Siyonist İsrail rejimini bir ‘kuduz’ gibi, Müslüman coğrafyalarının kalbgâhı durumunda olan bölgemize  salan Amerikan emperyalizminin oyununu bozmak için, çaresiz değiliz; bir daha söyleyelim..

Dünya güç dengelerini Pakistan, İran, Türkiye ve Mısır.. gibi, bölgenin 4 büyük devleti,  Avrupa Birliği’nde olduğu gibi, uluslararası ölçülere göre devlet kimliklerini koruyarak, âcilen bir konfederasyon ilân edip, dışpolitikada, savunmada, ekonomide, ortak kimlikli bir yapı etrafında, 500 milyonu aşan dev bir nüfus kitlesi ve coğrafyada, bir araya gelemedikçe, bu tablonun değişmeyeceği anlaşılmalıdır, artık..  Amerikan emperyalizminin Ortadoğu Şubesi veya ‘fino’su olmaktan öte bir gücü olmayan Siyonist İsrail’e yaptırdıklarının, bölgemize ve Müslüman halklara  karşı açılmış bir savaş ilânı olduğunun açıklanması halinde dünya güç dengeleri değişebilir.. Başka bir çözüm yolu ise hiç gözükmemektedir..

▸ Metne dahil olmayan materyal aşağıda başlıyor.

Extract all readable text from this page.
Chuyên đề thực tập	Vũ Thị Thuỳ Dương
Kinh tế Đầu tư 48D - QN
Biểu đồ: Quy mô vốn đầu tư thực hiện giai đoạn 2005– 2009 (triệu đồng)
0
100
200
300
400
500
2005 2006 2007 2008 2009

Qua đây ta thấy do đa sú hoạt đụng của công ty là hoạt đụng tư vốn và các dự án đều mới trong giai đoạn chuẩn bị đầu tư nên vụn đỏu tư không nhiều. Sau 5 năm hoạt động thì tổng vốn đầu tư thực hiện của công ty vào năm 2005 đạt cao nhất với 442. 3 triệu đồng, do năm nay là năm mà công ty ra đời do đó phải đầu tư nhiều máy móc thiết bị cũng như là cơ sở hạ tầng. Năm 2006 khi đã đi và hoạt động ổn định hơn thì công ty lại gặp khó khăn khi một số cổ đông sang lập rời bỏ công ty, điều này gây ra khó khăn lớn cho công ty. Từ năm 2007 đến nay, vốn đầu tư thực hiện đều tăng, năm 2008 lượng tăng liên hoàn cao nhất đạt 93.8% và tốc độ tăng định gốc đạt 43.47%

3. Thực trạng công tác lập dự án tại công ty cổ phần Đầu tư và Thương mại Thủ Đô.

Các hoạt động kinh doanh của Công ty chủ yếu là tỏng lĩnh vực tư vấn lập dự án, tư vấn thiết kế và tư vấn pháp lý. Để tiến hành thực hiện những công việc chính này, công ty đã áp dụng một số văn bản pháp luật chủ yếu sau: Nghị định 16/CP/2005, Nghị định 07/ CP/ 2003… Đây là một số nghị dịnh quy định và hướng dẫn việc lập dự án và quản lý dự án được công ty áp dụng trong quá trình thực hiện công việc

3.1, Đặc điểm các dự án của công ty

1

Yoksa, birbirleriyle bir araya gelemeyip, meşhur ‘hikâye’deki ‘üç öküz’ örneğinde olduğu üzere,  her birisinin diğerini canavarın önüne atmasındaki traji-komik durum bizim için de kaçınılmaz olur ve 800-900 yıl öncelerdeki Moğol ve Haçlı Seferleri’nde olduğu gibi, bütün Müslüman dünyası perişan duruma düşer..

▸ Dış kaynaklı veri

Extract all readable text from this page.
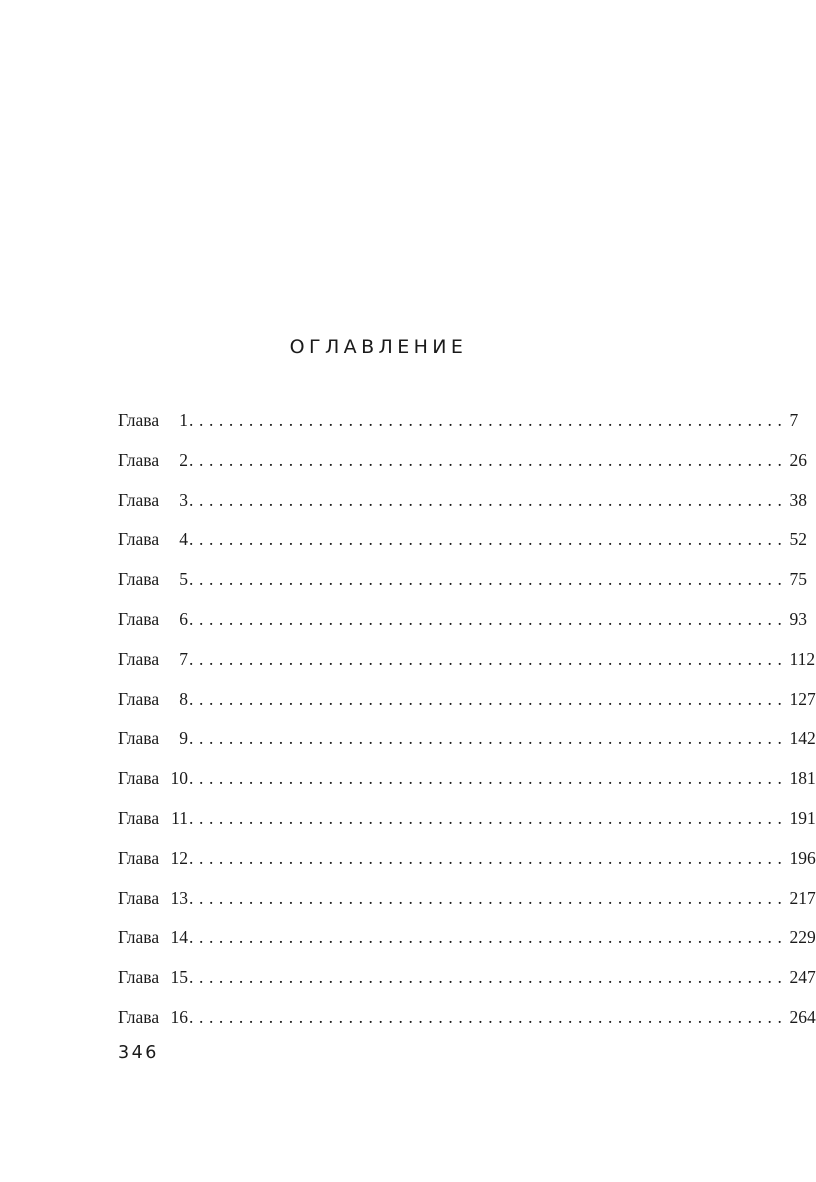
ОГЛАВЛЕНИЕ
Глава	1 ............................................................ 7
Глава	2 ............................................................ 26
Глава	3 ............................................................ 38
Глава	4 ............................................................ 52
Глава	5 ............................................................ 75
Глава	6 ............................................................ 93
Глава	7 ............................................................ 112
Глава	8 ............................................................ 127
Глава	9 ............................................................ 142
Глава 10 ............................................................ 181
Глава 11 ............................................................ 191
Глава 12 ............................................................ 196
Глава 13 ............................................................ 217
Глава 14 ............................................................ 229
Глава 15 ............................................................ 247
Глава 16 ............................................................ 264
346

Bu teklif ettiğimiz konu, aylarca ve uzuuun müzakereler istemiyecek kadar âciliyeti olan ve Allah’ın izniyle, bütün Müslüman halklar ve ülkelerde yeni bir heyecanı ve cihad ruhunu ve diğer umulmadık hayırlı neticeleri ortaya çıkarabilecek bir karar alabilme kabiliyetini gerektiriyor..

Yoksa, mesele, hem de ufacık bir ‘sionist  İsrail’ barbarlığı eliyle, bütün şerr güçlerinin dünyamıza, üzerimize  abanması durumu ortaya çıkabilir ve bugün Gazze, Batı Şeria, Lübnan, Suriye, İran derken, yarın birer birer hepimiz aynı ateşin içine çekilebiliriz.